Presumably by "decode" you mean "copying" - "tcpdump -w" does no packet
decoding whatsoever.
Also, on what OSes does writing to a pipe and reading from that pipe not
involve a user-to-kernel copy for the write and a kernel-to-user copy
for the read? In
tcpdump -i $ifName -w $file -s $snapLen $filterCode
I see one kernel-to-user copy from the packet capture mechanism (unless
it's using some memory-mapped mechanism) and one user-to-kernel copy for
writing the file (unless the buffers are page-aligned and the write is
done by page-flipping), while in the pipeline I see an additional
kernel-to-user and user-to-kernel copy in the second process.

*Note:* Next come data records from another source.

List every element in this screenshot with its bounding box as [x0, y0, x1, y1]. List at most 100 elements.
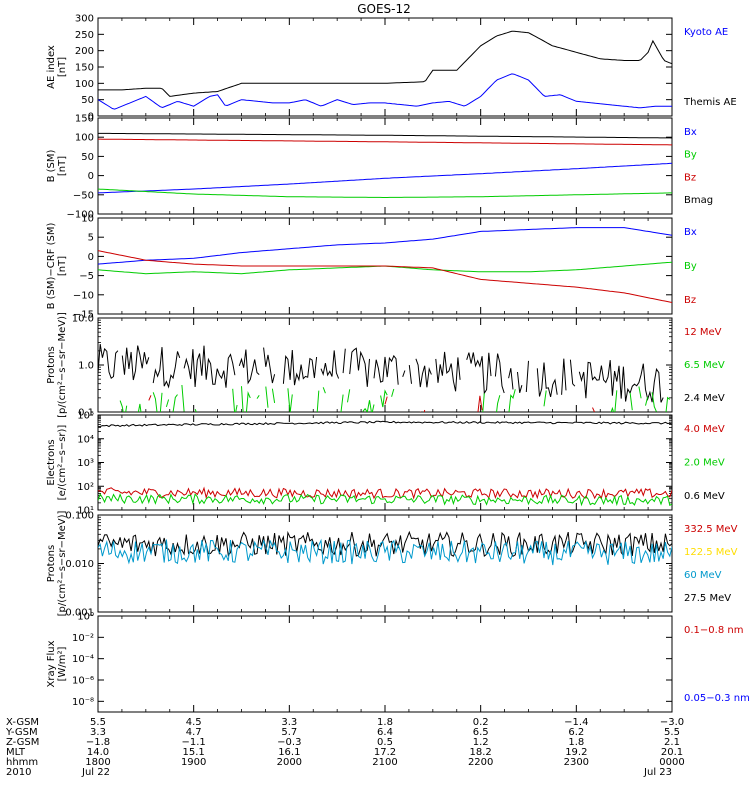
series-2-0-mev	[98, 493, 672, 507]
ephemeris-value: 0.2	[473, 717, 489, 728]
y-tick-label: −100	[67, 210, 94, 221]
ephemeris-row-label: Y-GSM	[5, 727, 38, 738]
panel-b_diff: −15 −10 −5 0 5 10 B (SM)−CRF (SM)[nT] Bx By Bz	[46, 214, 697, 321]
y-tick-label: 0.001	[65, 608, 94, 619]
y-tick-label: 300	[75, 14, 94, 25]
y-tick-label: 150	[75, 114, 94, 125]
y-tick-label: 1.0	[78, 361, 94, 372]
y-tick-label: 5	[88, 233, 94, 244]
series-kyoto-ae	[98, 73, 672, 110]
series-bz	[98, 250, 672, 303]
ephemeris-value: 3.3	[90, 727, 106, 738]
legend-entry: 332.5 MeV	[684, 524, 738, 535]
legend-entry: 4.0 MeV	[684, 424, 725, 435]
y-tick-label: 10³	[77, 458, 94, 469]
ephemeris-value: 20.1	[661, 747, 683, 758]
ephemeris-value: 2.1	[664, 737, 680, 748]
legend-entry: Bx	[684, 127, 697, 138]
ephemeris-value: −1.1	[182, 737, 206, 748]
ephemeris-row-label: 2010	[6, 767, 31, 778]
series-group	[98, 344, 672, 412]
y-tick-label: 0.010	[65, 559, 94, 570]
ephemeris-value: 1900	[181, 757, 206, 768]
y-tick-label: 0	[88, 171, 94, 182]
legend-entry: Bmag	[684, 195, 713, 206]
series-themis-ae	[98, 30, 672, 97]
legend-entry: 0.6 MeV	[684, 491, 725, 502]
legend-entry: By	[684, 261, 697, 272]
y-tick-label: −15	[73, 310, 94, 321]
ephemeris-value: 1.8	[377, 717, 393, 728]
ephemeris-value: 0.5	[377, 737, 393, 748]
y-tick-label: 10⁻⁴	[72, 654, 94, 665]
panel-frame	[97, 514, 673, 613]
y-tick-label: 10¹	[77, 506, 94, 517]
legend-entry: 60 MeV	[684, 570, 722, 581]
panel-frame	[97, 17, 673, 117]
y-tick-label: 100	[75, 79, 94, 90]
y-tick-label: 10	[81, 214, 94, 225]
chart-title: GOES-12	[357, 2, 411, 16]
y-tick-label: 100	[75, 133, 94, 144]
series-bmag	[98, 132, 672, 139]
legend-entry: Bz	[684, 172, 696, 183]
y-tick-label: 10⁵	[77, 411, 94, 422]
panel-protons_low: 0.1 1.0 10.0 Protons[p/(cm²−s−sr−MeV)] 12 Me…	[46, 312, 725, 419]
legend-entry: 6.5 MeV	[684, 360, 725, 371]
y-tick-label: 0	[88, 252, 94, 263]
y-axis-label: Protons[p/(cm²−s−sr−MeV)]	[46, 312, 68, 418]
series-group	[98, 227, 672, 303]
ephemeris-value: 2100	[372, 757, 397, 768]
ephemeris-value: 6.2	[568, 727, 584, 738]
ephemeris-value: 3.3	[281, 717, 297, 728]
legend-entry: 27.5 MeV	[684, 593, 731, 604]
ephemeris-value: 18.2	[470, 747, 492, 758]
ephemeris-row-label: X-GSM	[6, 717, 39, 728]
ephemeris-value: 1.8	[568, 737, 584, 748]
ephemeris-table: X-GSMY-GSMZ-GSMMLThhmm20105.53.3−1.814.0…	[5, 717, 685, 778]
y-tick-label: −10	[73, 290, 94, 301]
ephemeris-value: 16.1	[278, 747, 300, 758]
ephemeris-value: 15.1	[183, 747, 205, 758]
ephemeris-value: 2300	[564, 757, 589, 768]
ephemeris-value: 2200	[468, 757, 493, 768]
ephemeris-value: −3.0	[660, 717, 684, 728]
series-group	[98, 530, 672, 566]
series-by	[98, 188, 672, 198]
panel-protons_high: 0.001 0.010 0.100Protons[p/(cm²−s−sr−MeV)]…	[46, 510, 738, 618]
y-tick-label: 10⁻⁸	[72, 697, 94, 708]
series-bz	[98, 138, 672, 146]
y-tick-label: −5	[79, 271, 94, 282]
ephemeris-row-label: hhmm	[6, 757, 38, 768]
ephemeris-value: −1.4	[564, 717, 588, 728]
y-axis-label: Xray Flux[W/m²]	[46, 640, 68, 687]
ephemeris-value: 2000	[277, 757, 302, 768]
ephemeris-value: 17.2	[374, 747, 396, 758]
y-axis-label: B (SM)−CRF (SM)[nT]	[46, 222, 68, 309]
ephemeris-value: 5.7	[281, 727, 297, 738]
y-tick-label: 50	[81, 95, 94, 106]
ephemeris-value: 1800	[85, 757, 110, 768]
ephemeris-value: 19.2	[565, 747, 587, 758]
legend-entry: Kyoto AE	[684, 27, 728, 38]
y-tick-label: 250	[75, 30, 94, 41]
panel-b_sm: −100 −50 0 50 100 150 B (SM)[nT] Bx By Bz Bmag	[46, 114, 713, 221]
y-axis-label: B (SM)[nT]	[46, 149, 68, 182]
series-group	[98, 420, 672, 507]
ephemeris-value: 4.5	[186, 717, 202, 728]
y-tick-label: 10.0	[72, 314, 94, 325]
ephemeris-value: 5.5	[90, 717, 106, 728]
y-tick-label: 10⁻⁶	[72, 676, 94, 687]
ephemeris-value: Jul 22	[81, 767, 110, 778]
ephemeris-row-label: MLT	[6, 747, 26, 758]
legend-entry: 0.05−0.3 nm	[684, 693, 750, 704]
ephemeris-value: 14.0	[87, 747, 109, 758]
ephemeris-value: 1.2	[473, 737, 489, 748]
series-bx	[98, 162, 672, 194]
ephemeris-row-label: Z-GSM	[6, 737, 39, 748]
y-tick-label: 150	[75, 63, 94, 74]
ephemeris-value: 0000	[659, 757, 684, 768]
panel-frame	[97, 117, 673, 215]
series-by	[98, 261, 672, 275]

Perhaps what it's doing is running the capture effort and the file
system writing effort on separate CPUs, which, on an MP server, might
get you enough more parallelism (and perhaps enough less latency, which
might be what really matters here) to more than compensate for the extra
copy. (Your mileage may vary significantly on a multi-threaded processor.)
(In that case, it might be interesting to see whether a multi-threaded
capture program - which might be simpler than tcpdump, as all it'd do
would be capture packets and write them - would do better, by avoiding
the extra copies for the pipe. I don't know whether having the two
processors' caches both accessing the data would make a difference,
although the same issue might also come up for the pipe data, depending
on how clever the kernel is about that.)
Finally look at some of the ring buffer techniques for libpcap that are
becoming more popular. This is the final step. PF_RING etc.
Yes, at least some of the problem might be with Linux PF_PACKET sockets
and the socket code, as per some of Luca Deri's papers:
http://luca.ntop.org/
and, in particular:
http://luca.ntop.org/Ring.pdf
which is the paper describing PF_RING, and which notes that, at least in
his tests, PF_PACKET sockets dropped a *LOT* more packets than FreeBSD's
BPF, which dropped a *LOT* more packets than WinPcap (on the same hardware).